Look at this diagram which has been exaggerated to make the point.

When you have the error bars in place (from the uncertainty in T² in your case) draw the "best" line. The one that goes through the centre of most points and inside all the error bars.
This is green on the diagram.
Then draw a "worst" lines as shown, steeper than and shallower than the best line. Both show in the diagram.
Then your experimental value is found from the best line, and the upper and lower limits of uncertainty from the worst lines.

(edited 11 years ago)

Reply 4

Dreadstone

"It's vital you do it the way I have suggested.

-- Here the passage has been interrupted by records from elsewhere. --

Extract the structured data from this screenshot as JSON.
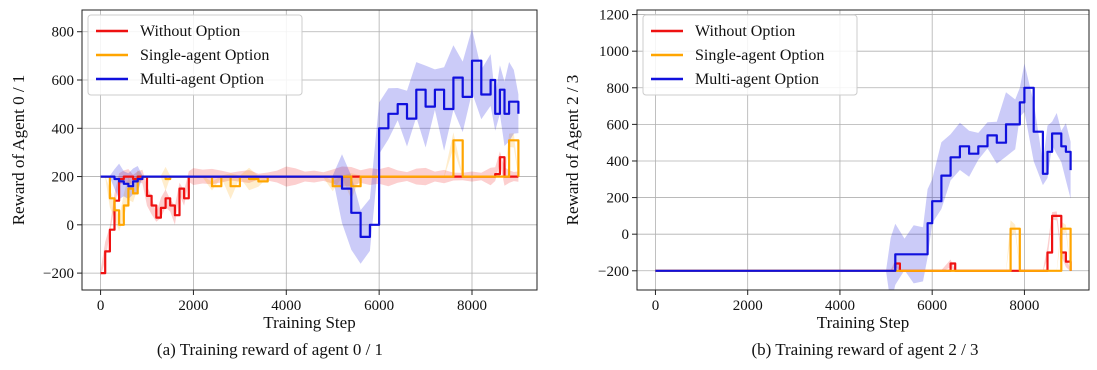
{
  "series_colors": {
    "Without Option": "#ee1111",
    "Single-agent Option": "#ffa500",
    "Multi-agent Option": "#1010dd"
  },
  "chart_data": [
    {
      "type": "line",
      "caption": "(a) Training reward of agent 0 / 1",
      "xlabel": "Training Step",
      "ylabel": "Reward of Agent 0 / 1",
      "xlim": [
        -400,
        9400
      ],
      "ylim": [
        -270,
        890
      ],
      "xticks": [
        0,
        2000,
        4000,
        6000,
        8000
      ],
      "yticks": [
        -200,
        0,
        200,
        400,
        600,
        800
      ],
      "grid": true,
      "legend": "top-left",
      "series": [
        {
          "name": "Without Option",
          "x": [
            0,
            100,
            200,
            300,
            400,
            500,
            600,
            700,
            800,
            900,
            1000,
            1100,
            1200,
            1300,
            1400,
            1500,
            1600,
            1700,
            1800,
            1900,
            2000,
            2200,
            2400,
            2600,
            2800,
            3000,
            3200,
            3400,
            3600,
            3800,
            4000,
            4200,
            4400,
            4600,
            4800,
            5000,
            5200,
            5400,
            5600,
            5800,
            6000,
            6200,
            6400,
            6600,
            6800,
            7000,
            7200,
            7400,
            7600,
            7800,
            8000,
            8200,
            8400,
            8500,
            8600,
            8700,
            8800,
            8900,
            9000
          ],
          "y": [
            -200,
            -110,
            -20,
            100,
            190,
            200,
            200,
            190,
            200,
            200,
            120,
            80,
            30,
            70,
            110,
            80,
            40,
            150,
            110,
            200,
            200,
            200,
            200,
            200,
            200,
            200,
            200,
            200,
            200,
            200,
            200,
            200,
            200,
            200,
            200,
            200,
            200,
            200,
            200,
            200,
            200,
            200,
            200,
            200,
            200,
            200,
            200,
            200,
            200,
            200,
            200,
            200,
            200,
            210,
            280,
            200,
            200,
            200,
            200
          ]
        },
        {
          "name": "Single-agent Option",
          "x": [
            0,
            100,
            200,
            300,
            400,
            500,
            600,
            700,
            800,
            900,
            1000,
            1100,
            1200,
            1300,
            1400,
            1500,
            1600,
            1700,
            1800,
            1900,
            2000,
            2200,
            2400,
            2600,
            2800,
            3000,
            3200,
            3400,
            3600,
            3800,
            4000,
            4200,
            4400,
            4600,
            4800,
            5000,
            5200,
            5400,
            5600,
            5800,
            6000,
            6200,
            6400,
            6600,
            6800,
            7000,
            7200,
            7400,
            7600,
            7800,
            8000,
            8200,
            8400,
            8500,
            8600,
            8700,
            8800,
            8900,
            9000
          ],
          "y": [
            200,
            200,
            110,
            60,
            0,
            80,
            150,
            130,
            190,
            200,
            200,
            200,
            200,
            200,
            190,
            200,
            200,
            200,
            200,
            200,
            200,
            200,
            160,
            200,
            160,
            200,
            190,
            180,
            200,
            200,
            200,
            200,
            200,
            200,
            200,
            160,
            200,
            160,
            200,
            200,
            200,
            200,
            200,
            200,
            200,
            200,
            200,
            200,
            350,
            200,
            200,
            200,
            200,
            200,
            200,
            200,
            350,
            350,
            200
          ]
        },
        {
          "name": "Multi-agent Option",
          "x": [
            0,
            100,
            200,
            300,
            400,
            500,
            600,
            700,
            800,
            900,
            1000,
            1100,
            1200,
            1300,
            1400,
            1500,
            1600,
            1700,
            1800,
            1900,
            2000,
            2200,
            2400,
            2600,
            2800,
            3000,
            3200,
            3400,
            3600,
            3800,
            4000,
            4200,
            4400,
            4600,
            4800,
            5000,
            5200,
            5400,
            5600,
            5800,
            6000,
            6200,
            6400,
            6600,
            6800,
            7000,
            7200,
            7400,
            7600,
            7800,
            8000,
            8200,
            8400,
            8500,
            8600,
            8700,
            8800,
            8900,
            9000
          ],
          "y": [
            200,
            200,
            200,
            190,
            180,
            170,
            160,
            180,
            190,
            200,
            200,
            200,
            200,
            200,
            200,
            200,
            200,
            200,
            200,
            200,
            200,
            200,
            200,
            200,
            200,
            200,
            200,
            200,
            200,
            200,
            200,
            200,
            200,
            200,
            200,
            200,
            150,
            50,
            -50,
            0,
            400,
            460,
            500,
            440,
            560,
            490,
            560,
            480,
            610,
            530,
            680,
            540,
            600,
            460,
            560,
            460,
            510,
            510,
            460
          ]
        }
      ]
    },
    {
      "type": "line",
      "caption": "(b) Training reward of agent 2 / 3",
      "xlabel": "Training Step",
      "ylabel": "Reward of Agent 2 / 3",
      "xlim": [
        -400,
        9400
      ],
      "ylim": [
        -305,
        1225
      ],
      "xticks": [
        0,
        2000,
        4000,
        6000,
        8000
      ],
      "yticks": [
        -200,
        0,
        200,
        400,
        600,
        800,
        1000,
        1200
      ],
      "grid": true,
      "legend": "top-left",
      "series": [
        {
          "name": "Without Option",
          "x": [
            0,
            500,
            1000,
            1500,
            2000,
            2500,
            3000,
            3500,
            4000,
            4500,
            5000,
            5100,
            5200,
            5300,
            5400,
            5600,
            5800,
            6000,
            6200,
            6400,
            6500,
            6600,
            6800,
            7000,
            7200,
            7400,
            7600,
            7800,
            8000,
            8200,
            8400,
            8500,
            8600,
            8700,
            8800,
            8900,
            9000
          ],
          "y": [
            -200,
            -200,
            -200,
            -200,
            -200,
            -200,
            -200,
            -200,
            -200,
            -200,
            -200,
            -200,
            -160,
            -200,
            -200,
            -200,
            -200,
            -200,
            -200,
            -160,
            -200,
            -200,
            -200,
            -200,
            -200,
            -200,
            -200,
            -200,
            -200,
            -200,
            -200,
            -100,
            100,
            100,
            -100,
            -150,
            -200
          ]
        },
        {
          "name": "Single-agent Option",
          "x": [
            0,
            500,
            1000,
            1500,
            2000,
            2500,
            3000,
            3500,
            4000,
            4500,
            5000,
            5100,
            5200,
            5300,
            5400,
            5600,
            5800,
            6000,
            6200,
            6400,
            6600,
            6800,
            7000,
            7200,
            7400,
            7600,
            7700,
            7800,
            7900,
            8000,
            8200,
            8400,
            8600,
            8700,
            8800,
            8900,
            9000
          ],
          "y": [
            -200,
            -200,
            -200,
            -200,
            -200,
            -200,
            -200,
            -200,
            -200,
            -200,
            -200,
            -200,
            -200,
            -200,
            -200,
            -200,
            -200,
            -200,
            -200,
            -200,
            -200,
            -200,
            -200,
            -200,
            -200,
            -200,
            30,
            30,
            -200,
            -200,
            -200,
            -200,
            -200,
            -200,
            30,
            30,
            -200
          ]
        },
        {
          "name": "Multi-agent Option",
          "x": [
            0,
            500,
            1000,
            1500,
            2000,
            2500,
            3000,
            3500,
            4000,
            4500,
            5000,
            5100,
            5200,
            5400,
            5600,
            5800,
            5900,
            6000,
            6200,
            6400,
            6600,
            6800,
            7000,
            7200,
            7400,
            7600,
            7800,
            7900,
            8000,
            8200,
            8400,
            8500,
            8600,
            8700,
            8800,
            8900,
            9000
          ],
          "y": [
            -200,
            -200,
            -200,
            -200,
            -200,
            -200,
            -200,
            -200,
            -200,
            -200,
            -200,
            -200,
            -110,
            -110,
            -110,
            -110,
            60,
            180,
            320,
            420,
            480,
            440,
            480,
            540,
            500,
            600,
            600,
            720,
            800,
            560,
            330,
            450,
            550,
            550,
            480,
            450,
            350
          ]
        }
      ]
    }
  ]
}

You don't measure the frequency and do T=1/f"

They are mathematically the same, I cannot understand the difference.
Regardless, this is not a problem in the latter part of my experiment which used an ultrasound to determine the time period, so this is not a problem.

"Then your experimental value is found from the best line, and the upper and lower limits of uncertainty from the worst lines. "

This does not explain how, it states that it is found.

My issue is with that vital detail, how do you determine the upper & lower limits from the 'worst' lines of fit.
The gradient of the 'line of best fit' is 4pi²/k..
- we are supposed to use excel(or any other graph/data program) for all graph work for our coursework - so I can get the equation for each line from that. and rearrange the gradient value m to find k?

However, I have no idea how to add the 'worst lines of fit' on Excel, without having to manually input the intercept?
This seems ludicrous, and would be rather arduous to do for eight graphs as I need to..

Reply 5

Stonebridge

Original post by Dreadstone

In your first post you said

"The time period.. is number of oscillations over four seconds(in this instance).
I used a stop-clock to count approximately four seconds"

My advice is based on this. You said nothing about ultrasound.
As you have been vague about what you have actually done, it's difficult to give you specific advice.

"Then your experimental value is found from the best line, and the upper and lower limits of uncertainty from the worst lines. "

This does not explain how, it states that it is found.

My issue is with that vital detail, how do you determine the upper & lower limits from the 'worst' lines of fit.

Again, you have not given much detail. I'm having to guess a lot here...
If your experimental brief is to find the spring constant by measuring T and plotting T squared against m, and you do this by using the gradient of the graph, then the standard method of finding the uncertainty in the result is to do as I have explained.
Your experimental value is found from using the best line as previously explained. You know how to do this. You then use the worst lines and find the value of k given by these. So if you get k = 7.4 (say) using the best line, and get k=7.2 and 7.6 using the two other lines, your value of k is 7.4 ± 2

- we are supposed to use excel(or any other graph/data program) for all graph work for our coursework - so I can get the equation for each line from that. and rearrange the gradient value m to find k?

However, I have no idea how to add the 'worst lines of fit' on Excel, without having to manually input the intercept?
This seems ludicrous, and would be rather arduous to do for eight graphs as I need to..

Eight graphs? Why?
Again, there is clearly much you have not described about what you are doing.

If you have been told to use Excel to find the gradient of the line, and the value of k from the gradient, I suggest you ask your teachers how they expect you to find the uncertainty in the gradient. You need this to find the uncertainty in k. Does Excel do error bars? If not you need to ask your teachers how they expect you to put error bars on your graph.
You actually only need to draw one of the "worst" lines and can assume the other gives a value equally above or below the best value.
It is a useful (some would say essential) practical physics skill to be able to draw a straight line on a set of points manually and estimate a best and worst gradient.
I'm surprised your teacher has not gone through this with you.